5. En premier lieu, il ressort des pièces du dossier que le requérant a été entendu le 28 janvier 2025 et a pu faire valoir ses observations lors de la procédure contradictoire, préalablement à l'édiction de la mesure d'éloignement. Par suite, le moyen tiré de la méconnaissance du droit d'être entendu tel qu'il résulte de la jurisprudence de la Cour de justice de l'Union européenne manque en fait et doit, dès lors, être écarté.

6. En deuxième lieu, la circonstance que l'arrêté attaqué mentionne que M. A se disant Tlili est défavorablement connu des services de police et de gendarmerie pour des faits, commis le 12 février 2023, à la fois de viol en réunion et d'agression sexuelle en réunion alors qu'il n'a été poursuivi et condamné qu'à raison de ce second chef d'accusation ne révèle pas un défaut d'examen sérieux de sa situation, lequel ne ressort pas non plus des autres pièces du dossier. A cet égard, il ne saurait davantage être fait grief au préfet d'avoir mentionné, de manière factuellement exacte, que l'intéressé n'a pas effectué de démarches pour régulariser sa situation au regard du séjour. Le moyen tiré du défaut d'examen sérieux doit, dès lors, être écarté.
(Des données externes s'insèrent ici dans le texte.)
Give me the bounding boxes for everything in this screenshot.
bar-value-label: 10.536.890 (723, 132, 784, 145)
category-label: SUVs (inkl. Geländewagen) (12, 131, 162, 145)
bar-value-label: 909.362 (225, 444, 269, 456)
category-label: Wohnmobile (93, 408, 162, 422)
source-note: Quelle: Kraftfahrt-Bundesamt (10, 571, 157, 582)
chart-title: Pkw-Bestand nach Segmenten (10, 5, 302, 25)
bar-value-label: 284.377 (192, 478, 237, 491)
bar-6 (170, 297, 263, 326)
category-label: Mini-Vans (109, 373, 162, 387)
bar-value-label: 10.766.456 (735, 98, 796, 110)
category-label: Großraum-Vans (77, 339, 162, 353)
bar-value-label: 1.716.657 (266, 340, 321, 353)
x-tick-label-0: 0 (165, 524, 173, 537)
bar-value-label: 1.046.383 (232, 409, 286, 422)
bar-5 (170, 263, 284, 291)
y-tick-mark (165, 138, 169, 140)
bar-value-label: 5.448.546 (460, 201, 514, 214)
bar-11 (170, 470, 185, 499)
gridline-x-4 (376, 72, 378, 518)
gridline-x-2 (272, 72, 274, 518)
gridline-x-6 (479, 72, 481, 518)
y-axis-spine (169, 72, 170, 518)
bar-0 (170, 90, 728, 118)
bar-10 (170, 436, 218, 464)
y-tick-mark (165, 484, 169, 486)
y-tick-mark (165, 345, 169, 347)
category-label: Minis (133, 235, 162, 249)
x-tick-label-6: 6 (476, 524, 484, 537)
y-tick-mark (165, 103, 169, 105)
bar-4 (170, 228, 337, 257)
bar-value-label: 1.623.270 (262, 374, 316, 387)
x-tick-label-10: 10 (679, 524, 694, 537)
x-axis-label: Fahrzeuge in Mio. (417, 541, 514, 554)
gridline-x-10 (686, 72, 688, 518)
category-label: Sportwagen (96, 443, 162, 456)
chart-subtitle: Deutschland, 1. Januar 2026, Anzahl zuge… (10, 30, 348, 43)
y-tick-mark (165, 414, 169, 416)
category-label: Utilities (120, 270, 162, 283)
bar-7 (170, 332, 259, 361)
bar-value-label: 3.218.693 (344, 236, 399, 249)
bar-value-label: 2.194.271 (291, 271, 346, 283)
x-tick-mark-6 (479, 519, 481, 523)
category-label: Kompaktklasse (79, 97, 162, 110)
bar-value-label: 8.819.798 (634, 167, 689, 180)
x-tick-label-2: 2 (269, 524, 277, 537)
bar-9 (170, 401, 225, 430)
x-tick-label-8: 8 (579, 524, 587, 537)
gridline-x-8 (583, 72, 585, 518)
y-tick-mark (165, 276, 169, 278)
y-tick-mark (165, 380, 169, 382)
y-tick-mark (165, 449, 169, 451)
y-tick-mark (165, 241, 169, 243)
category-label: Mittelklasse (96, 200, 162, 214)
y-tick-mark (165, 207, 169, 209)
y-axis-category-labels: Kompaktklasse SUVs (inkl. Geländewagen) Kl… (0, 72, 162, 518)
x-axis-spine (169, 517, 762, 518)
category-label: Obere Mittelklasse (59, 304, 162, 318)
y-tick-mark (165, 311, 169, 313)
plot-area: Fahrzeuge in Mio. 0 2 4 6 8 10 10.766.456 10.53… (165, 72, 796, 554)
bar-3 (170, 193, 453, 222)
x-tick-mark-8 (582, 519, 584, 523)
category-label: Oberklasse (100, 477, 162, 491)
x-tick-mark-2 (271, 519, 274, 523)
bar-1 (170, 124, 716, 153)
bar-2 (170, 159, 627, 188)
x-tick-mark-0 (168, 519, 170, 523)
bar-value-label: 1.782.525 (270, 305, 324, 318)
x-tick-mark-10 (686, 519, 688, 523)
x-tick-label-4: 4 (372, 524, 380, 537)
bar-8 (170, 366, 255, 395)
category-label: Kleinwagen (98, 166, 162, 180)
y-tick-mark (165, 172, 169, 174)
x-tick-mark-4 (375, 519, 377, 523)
7. En troisième lieu, aux termes de l'article L. 611-1 du code de l'entrée et du séjour des étrangers et du droit d'asile : " L'autorité administrative peut obliger un étranger à quitter le territoire français lorsqu'il se trouve dans les cas suivants : / 1° L'étranger, ne pouvant justifier être entré régulièrement sur le territoire français, s'y est maintenu sans être titulaire d'un titre de séjour en cours de validité ; / () 5° Le comportement de l'étranger qui ne réside pas régulièrement en France depuis plus de trois mois constitue une menace pour l'ordre public () ".

8. Il ressort des pièces du dossier que M. A se disant Tlili, qui ne justifie pas d'une entrée régulière et d'un titre de séjour en cours de validité et a été condamné par un jugement du 17 novembre 2023 du tribunal pour enfants de D à trente-six mois d'emprisonnement, dont vingt-six avec sursis probatoire, pour des faits récents d'agression sexuelle commise en réunion le 12 février 2023, puis interpellé et placé en garde à vue le 27 janvier 2025 pour des faits de vol, se trouve dans les cas où, en application à la fois du 1° et du 5° de l'article L. 611-1 du code de l'entrée et du séjour des étrangers et du droit d'asile, le préfet peut obliger un étranger à quitter le territoire français. Il s'ensuit que le moyen tiré de ce que le préfet aurait, ce faisant, entaché sa décision d'erreur de droit et d'une erreur manifeste d'appréciation doit être écarté.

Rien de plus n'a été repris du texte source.